Germinal - Emile Zola [64]
Maigrat stood there, arms crossed above his bulging paunch, and shook his head each time she pleaded:
‘Just two loaves, Monsieur Maigrat. I’m a reasonable woman, I’m not asking for coffee or anything…Just two three-pound loaves a day.’
‘No!’ he shouted finally, at the top of his voice.
His wife had appeared on the scene, a scrawny creature who spent her days bent over the ledger not so much as daring to lift her head. She darted away, alarmed by the sight of this unfortunate woman turning towards her with a desperate, beseeching look in her eyes. People said that she regularly vacated the marital bed when the putters came shopping. Indeed it was common knowledge: when a miner needed more credit, he had only to send round his daughter or his wife, no matter whether they were pretty or plain, just as long as they were obliging.
La Maheude, who was still staring imploringly at Maigrat, felt embarrassed to be subjected to the pale gleam of his little eyes as they undressed her. It made her angry. Fair enough, perhaps, when she was still young, before she’d had seven children, but now…And she left, dragging Lénore and Henri away from the walnut shells they were collecting from the gutter where they’d been thrown.
‘This will bring you bad luck, Monsieur Maigrat. Just you wait and see.’
Now her only chance was the bourgeois at La Piolaine. If they didn’t part with a hundred sous, then she and her family might as well all lie down and die. She had turned left on to the track that led to Joiselle.
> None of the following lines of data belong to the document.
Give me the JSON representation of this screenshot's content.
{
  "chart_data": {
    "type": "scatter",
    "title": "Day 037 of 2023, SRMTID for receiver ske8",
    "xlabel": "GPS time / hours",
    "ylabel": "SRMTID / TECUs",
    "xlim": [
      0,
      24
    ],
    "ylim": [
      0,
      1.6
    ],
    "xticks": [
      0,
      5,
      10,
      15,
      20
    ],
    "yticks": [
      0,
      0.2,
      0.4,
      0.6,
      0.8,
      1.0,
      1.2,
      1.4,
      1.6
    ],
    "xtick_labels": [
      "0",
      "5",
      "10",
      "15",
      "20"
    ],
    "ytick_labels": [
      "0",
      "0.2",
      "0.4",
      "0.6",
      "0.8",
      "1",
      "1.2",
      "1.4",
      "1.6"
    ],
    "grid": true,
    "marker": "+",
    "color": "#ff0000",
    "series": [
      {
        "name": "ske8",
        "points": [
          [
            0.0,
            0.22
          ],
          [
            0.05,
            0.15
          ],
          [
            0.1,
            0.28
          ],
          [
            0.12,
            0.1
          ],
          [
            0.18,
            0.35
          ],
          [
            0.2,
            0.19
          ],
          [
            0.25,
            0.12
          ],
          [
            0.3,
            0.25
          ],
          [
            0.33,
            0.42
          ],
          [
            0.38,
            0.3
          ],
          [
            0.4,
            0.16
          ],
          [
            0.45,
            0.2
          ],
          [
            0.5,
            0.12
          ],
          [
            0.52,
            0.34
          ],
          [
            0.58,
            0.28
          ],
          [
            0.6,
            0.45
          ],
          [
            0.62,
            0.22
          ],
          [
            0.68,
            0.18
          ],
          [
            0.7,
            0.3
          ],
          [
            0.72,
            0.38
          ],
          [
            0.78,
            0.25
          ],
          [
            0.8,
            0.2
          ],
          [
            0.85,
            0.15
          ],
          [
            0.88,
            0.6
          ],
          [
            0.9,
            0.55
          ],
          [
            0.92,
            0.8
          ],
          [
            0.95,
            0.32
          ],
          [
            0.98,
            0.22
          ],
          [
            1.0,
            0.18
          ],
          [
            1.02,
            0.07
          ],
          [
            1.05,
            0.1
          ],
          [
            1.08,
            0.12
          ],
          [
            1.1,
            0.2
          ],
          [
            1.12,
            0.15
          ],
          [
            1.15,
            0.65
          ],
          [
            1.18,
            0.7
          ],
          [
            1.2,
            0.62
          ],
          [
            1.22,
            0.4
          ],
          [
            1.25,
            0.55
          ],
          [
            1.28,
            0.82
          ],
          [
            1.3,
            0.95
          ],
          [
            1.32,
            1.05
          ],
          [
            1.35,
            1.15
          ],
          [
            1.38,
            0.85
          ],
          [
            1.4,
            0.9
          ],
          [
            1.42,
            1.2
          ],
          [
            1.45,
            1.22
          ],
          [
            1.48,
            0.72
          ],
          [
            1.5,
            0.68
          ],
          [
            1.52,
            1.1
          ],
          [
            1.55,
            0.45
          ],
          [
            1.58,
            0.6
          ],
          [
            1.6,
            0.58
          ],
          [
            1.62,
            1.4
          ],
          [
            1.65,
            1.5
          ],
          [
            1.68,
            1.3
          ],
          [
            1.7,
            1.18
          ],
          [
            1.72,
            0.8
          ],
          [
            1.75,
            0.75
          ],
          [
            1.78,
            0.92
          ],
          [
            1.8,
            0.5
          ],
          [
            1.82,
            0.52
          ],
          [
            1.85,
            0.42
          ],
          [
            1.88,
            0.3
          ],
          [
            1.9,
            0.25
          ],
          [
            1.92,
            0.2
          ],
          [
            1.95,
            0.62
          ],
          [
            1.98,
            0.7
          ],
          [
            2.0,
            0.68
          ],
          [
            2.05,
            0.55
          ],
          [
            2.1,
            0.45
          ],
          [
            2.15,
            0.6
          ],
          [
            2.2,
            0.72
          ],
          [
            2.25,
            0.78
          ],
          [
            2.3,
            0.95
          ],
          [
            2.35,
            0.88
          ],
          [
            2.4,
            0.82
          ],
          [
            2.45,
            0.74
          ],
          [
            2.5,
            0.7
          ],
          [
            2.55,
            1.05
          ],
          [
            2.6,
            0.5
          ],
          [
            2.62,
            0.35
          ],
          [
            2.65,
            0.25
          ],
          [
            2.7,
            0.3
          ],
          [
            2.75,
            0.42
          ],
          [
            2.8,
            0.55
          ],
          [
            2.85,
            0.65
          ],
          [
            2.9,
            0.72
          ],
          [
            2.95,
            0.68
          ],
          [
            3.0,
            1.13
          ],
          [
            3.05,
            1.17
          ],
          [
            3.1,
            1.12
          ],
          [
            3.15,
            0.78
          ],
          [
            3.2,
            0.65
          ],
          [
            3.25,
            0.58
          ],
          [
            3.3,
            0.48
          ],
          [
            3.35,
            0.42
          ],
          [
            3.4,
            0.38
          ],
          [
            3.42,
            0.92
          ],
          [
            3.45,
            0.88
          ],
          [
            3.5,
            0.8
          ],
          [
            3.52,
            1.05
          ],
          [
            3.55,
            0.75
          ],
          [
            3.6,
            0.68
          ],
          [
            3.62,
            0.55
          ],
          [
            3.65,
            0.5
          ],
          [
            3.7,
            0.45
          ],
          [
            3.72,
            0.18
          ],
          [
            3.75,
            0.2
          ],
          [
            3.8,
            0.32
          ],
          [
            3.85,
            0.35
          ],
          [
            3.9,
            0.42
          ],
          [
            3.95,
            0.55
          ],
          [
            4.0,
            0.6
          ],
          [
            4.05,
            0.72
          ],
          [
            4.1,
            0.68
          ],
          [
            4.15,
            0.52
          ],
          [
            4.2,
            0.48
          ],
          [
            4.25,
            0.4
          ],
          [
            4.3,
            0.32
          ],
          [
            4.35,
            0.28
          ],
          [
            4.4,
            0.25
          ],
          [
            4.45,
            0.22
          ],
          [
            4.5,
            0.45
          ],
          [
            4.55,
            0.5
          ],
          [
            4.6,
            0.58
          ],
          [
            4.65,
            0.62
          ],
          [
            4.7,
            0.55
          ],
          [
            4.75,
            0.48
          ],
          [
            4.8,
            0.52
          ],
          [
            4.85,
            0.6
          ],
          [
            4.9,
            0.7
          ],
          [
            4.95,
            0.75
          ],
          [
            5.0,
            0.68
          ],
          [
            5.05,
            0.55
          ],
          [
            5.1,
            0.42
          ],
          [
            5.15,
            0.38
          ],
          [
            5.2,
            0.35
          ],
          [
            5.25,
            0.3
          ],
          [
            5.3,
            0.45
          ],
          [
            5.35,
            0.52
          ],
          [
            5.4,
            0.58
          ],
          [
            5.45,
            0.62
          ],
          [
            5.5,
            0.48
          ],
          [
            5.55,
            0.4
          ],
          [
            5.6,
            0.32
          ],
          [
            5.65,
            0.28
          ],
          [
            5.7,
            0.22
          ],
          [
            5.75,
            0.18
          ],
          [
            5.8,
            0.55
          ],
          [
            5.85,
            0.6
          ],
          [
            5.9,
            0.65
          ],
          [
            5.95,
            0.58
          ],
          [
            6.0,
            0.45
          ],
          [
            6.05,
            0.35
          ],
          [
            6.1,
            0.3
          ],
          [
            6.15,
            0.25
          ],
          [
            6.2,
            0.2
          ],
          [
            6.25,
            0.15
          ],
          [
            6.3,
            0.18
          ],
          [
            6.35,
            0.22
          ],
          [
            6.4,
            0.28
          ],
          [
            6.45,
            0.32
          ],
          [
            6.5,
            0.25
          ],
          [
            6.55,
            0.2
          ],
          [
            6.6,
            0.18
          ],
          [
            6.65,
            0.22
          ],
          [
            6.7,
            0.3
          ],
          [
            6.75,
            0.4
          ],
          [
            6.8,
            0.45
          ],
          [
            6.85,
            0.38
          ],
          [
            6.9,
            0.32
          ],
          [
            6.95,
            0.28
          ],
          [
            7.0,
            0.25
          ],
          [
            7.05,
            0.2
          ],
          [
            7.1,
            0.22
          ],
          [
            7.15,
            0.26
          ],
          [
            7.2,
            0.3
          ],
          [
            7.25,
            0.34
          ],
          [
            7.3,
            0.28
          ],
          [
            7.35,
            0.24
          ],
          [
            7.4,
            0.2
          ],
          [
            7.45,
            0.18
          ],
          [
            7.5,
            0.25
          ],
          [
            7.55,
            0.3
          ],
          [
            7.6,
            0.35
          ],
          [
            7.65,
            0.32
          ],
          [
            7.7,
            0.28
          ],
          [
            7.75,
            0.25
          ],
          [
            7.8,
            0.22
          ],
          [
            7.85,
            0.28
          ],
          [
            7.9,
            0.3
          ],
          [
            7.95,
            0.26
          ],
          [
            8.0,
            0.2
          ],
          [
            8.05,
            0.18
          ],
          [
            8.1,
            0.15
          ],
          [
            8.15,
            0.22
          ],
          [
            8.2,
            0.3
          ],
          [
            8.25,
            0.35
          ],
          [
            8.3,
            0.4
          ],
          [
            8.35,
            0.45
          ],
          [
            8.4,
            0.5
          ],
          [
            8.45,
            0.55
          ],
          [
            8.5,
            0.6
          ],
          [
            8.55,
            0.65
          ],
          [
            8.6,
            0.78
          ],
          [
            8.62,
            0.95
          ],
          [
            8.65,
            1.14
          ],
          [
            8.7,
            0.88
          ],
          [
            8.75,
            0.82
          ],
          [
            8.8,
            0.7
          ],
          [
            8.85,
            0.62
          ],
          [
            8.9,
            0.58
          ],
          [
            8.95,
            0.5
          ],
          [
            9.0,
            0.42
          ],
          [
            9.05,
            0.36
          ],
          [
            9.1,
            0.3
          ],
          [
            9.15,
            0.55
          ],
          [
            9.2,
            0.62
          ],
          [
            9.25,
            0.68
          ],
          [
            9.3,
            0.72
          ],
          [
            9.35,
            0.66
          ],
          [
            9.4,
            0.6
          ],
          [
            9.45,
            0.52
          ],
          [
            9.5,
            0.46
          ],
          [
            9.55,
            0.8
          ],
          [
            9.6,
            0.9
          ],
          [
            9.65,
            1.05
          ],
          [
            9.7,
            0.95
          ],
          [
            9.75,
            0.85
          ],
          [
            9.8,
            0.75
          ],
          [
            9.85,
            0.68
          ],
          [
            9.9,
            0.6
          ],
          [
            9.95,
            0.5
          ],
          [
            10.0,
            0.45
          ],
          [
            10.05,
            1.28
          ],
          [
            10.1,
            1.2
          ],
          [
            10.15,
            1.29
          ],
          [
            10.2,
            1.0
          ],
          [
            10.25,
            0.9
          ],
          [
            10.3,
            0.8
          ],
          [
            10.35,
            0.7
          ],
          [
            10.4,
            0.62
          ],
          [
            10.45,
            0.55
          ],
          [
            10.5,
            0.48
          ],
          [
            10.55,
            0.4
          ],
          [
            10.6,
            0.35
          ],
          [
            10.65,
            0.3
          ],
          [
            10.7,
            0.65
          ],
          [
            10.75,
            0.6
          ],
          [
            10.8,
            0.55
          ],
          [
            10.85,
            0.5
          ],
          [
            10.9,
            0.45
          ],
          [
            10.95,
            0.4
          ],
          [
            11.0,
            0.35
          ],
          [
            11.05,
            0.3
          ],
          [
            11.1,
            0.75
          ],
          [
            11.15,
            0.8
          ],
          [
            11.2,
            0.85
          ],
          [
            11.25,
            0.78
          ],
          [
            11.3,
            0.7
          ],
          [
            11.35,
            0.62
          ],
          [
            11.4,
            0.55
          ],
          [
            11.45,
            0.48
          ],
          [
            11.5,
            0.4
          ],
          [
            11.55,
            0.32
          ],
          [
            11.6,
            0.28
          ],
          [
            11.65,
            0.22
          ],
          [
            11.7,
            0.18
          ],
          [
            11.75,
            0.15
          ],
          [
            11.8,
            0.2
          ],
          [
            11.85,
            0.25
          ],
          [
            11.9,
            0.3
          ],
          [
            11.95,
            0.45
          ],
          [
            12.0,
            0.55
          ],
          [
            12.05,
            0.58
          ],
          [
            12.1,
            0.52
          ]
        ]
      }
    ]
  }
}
The Board’s office stood here, at the corner of the road, a veritable palace of brick where the bigwigs from Paris all came to hold their grand dinners every autumn, together with princes and generals and various people in the government. As she walked along she was already mentally spending the hundred sous: first bread, then some coffee; after that, a quarter kilo of butter, and a bushel of potatoes for the morning soup and the vegetable stew in the evening; and lastly perhaps a little brawn, because Maheu needed his meat.
The priest at Montsou, Father Joire, was passing by, holding up his cassock with the fastidiousness of some large and well-nourished cat that does not wish to get itself wet. He was a gentle sort and affected to take no interest in anything in the hope that he might anger neither the workers nor their bosses.
‘Good-morning, Father.’
He kept on walking, smiling at the children and leaving her stranded in the middle of the road. She had no religion, but she had momentarily imagined that this priest might be about to give her something.
And off they went again, through the black, sticky mud. They still had two kilometres to go, and the little ones, rather put out and no longer finding this fun, needed more and more to be dragged. To the right and left of the road followed a succession of yet more derelict patches of waste ground surrounded by rotting fences and yet more smoke-stained factory buildings bristling with tall chimneys. When they reached open country, the vast, flat earth spread out before them, an ocean of brown, upturned soil stretching away to the purple line of the Vandame forest on the horizon and without even a single tree to suggest the presence of a mast upon its waves.
‘Mummy, Mummy, carry me.’
And she carried them each in turn. There were puddles in the pot-holed road, and she had to hitch up her skirt so as not to be all dirty when they arrived. Three times she nearly fell, the damned cobblestones were so slippery. And when they finally came out at the front steps of the house, two enormous dogs rushed at them, barking so loudly that the little ones started screaming with fright. The coachman had to use his whip.
‘Leave your clogs here and come in,’ said Honorine.
In the dining-room mother and children stood stock-still, dazed by the sudden warmth and feeling very uncomfortable at being stared at by this old gentleman and this old lady stretched out in their armchairs.
‘My child,’ said the latter, ‘it’s time for your little deed.